A linked-records base at 100-crore scale changes what is possible: continuity of care across providers, faster and less duplicative treatment, smoother insurance claims through NHCX, and — at the system level — far better evidence for disease surveillance and health-policy planning. It also deepens the argument that India's population-scale DPI model (identity, payments, and now health) is a repeatable template. The same milestone, however, sharpens the open questions the model must answer: data privacy and security, meaningful consent, the digital divide for rural and elderly users, and the governance of who can access sensitive health data and for what purpose. The scale is the achievement; the safeguards are the unfinished agenda.

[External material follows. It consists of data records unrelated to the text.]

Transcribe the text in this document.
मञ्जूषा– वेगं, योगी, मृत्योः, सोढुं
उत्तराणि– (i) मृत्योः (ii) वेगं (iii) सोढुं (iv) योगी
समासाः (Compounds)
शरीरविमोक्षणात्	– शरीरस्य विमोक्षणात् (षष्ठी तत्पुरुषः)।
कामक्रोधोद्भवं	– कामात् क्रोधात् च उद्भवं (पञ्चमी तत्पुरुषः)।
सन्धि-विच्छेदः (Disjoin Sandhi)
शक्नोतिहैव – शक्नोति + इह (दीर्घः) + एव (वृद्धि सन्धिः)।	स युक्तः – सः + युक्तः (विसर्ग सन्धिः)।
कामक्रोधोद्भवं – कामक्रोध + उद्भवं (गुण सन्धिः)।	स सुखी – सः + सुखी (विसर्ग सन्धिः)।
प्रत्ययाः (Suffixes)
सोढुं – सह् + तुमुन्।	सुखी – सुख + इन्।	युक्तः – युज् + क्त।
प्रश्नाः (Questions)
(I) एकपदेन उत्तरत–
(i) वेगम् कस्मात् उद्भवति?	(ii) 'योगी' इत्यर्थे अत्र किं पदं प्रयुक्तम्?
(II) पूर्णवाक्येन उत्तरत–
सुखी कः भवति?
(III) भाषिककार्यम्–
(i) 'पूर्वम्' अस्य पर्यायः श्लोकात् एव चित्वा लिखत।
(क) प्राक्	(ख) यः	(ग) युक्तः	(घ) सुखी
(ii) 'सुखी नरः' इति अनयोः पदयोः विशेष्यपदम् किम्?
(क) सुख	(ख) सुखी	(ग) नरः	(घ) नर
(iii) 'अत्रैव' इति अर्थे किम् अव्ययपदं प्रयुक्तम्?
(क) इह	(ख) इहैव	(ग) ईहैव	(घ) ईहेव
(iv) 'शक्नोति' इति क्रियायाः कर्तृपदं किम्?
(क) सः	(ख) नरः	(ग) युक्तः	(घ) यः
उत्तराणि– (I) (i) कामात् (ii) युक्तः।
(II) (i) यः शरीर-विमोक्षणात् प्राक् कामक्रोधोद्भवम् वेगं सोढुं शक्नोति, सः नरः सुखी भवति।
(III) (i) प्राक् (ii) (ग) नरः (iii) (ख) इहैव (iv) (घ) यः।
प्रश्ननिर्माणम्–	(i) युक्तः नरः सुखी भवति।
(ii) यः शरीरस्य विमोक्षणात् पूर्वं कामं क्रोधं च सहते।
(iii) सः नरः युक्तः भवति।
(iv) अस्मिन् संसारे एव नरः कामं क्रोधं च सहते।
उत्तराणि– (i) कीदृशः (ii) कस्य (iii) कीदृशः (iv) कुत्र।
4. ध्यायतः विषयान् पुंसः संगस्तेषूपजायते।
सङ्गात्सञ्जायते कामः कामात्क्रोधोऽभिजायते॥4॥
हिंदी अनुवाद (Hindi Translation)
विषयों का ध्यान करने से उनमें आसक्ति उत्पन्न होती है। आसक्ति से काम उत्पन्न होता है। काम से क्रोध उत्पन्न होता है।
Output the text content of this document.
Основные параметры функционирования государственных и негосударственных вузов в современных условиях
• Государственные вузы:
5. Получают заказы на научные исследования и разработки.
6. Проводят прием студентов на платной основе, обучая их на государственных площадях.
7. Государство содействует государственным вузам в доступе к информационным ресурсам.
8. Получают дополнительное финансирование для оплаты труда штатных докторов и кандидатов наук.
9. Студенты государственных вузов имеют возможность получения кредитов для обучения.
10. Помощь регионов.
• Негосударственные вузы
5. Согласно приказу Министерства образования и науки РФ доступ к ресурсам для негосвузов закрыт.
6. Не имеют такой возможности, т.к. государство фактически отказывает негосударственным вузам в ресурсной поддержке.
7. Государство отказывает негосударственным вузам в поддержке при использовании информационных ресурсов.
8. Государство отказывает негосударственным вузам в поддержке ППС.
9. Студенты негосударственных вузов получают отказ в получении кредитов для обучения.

There is also a federal dimension worth carrying into an answer. The State leaderboard — Uttar Pradesh well ahead, followed by Andhra Pradesh, Bihar, Rajasthan and Gujarat — and the prominence of state-built systems (UP's eKavach, Gujarat's TeCHO, Rajasthan's iHMS) in feeding records show that a national digital platform succeeds only when States adopt and integrate their own programmes with it. Health is a State subject, so ABDM's progress depends on cooperative federalism in practice: the Centre supplies the common standards and the consent rail through the NHA, while States bring the populations, the facilities and the field-level data. The fact that the fastest-growing contributions come from a mix of central platforms (CoWIN, PM-JAY, the NCD and RCH programmes) and State systems is precisely what a complete note on this milestone should record.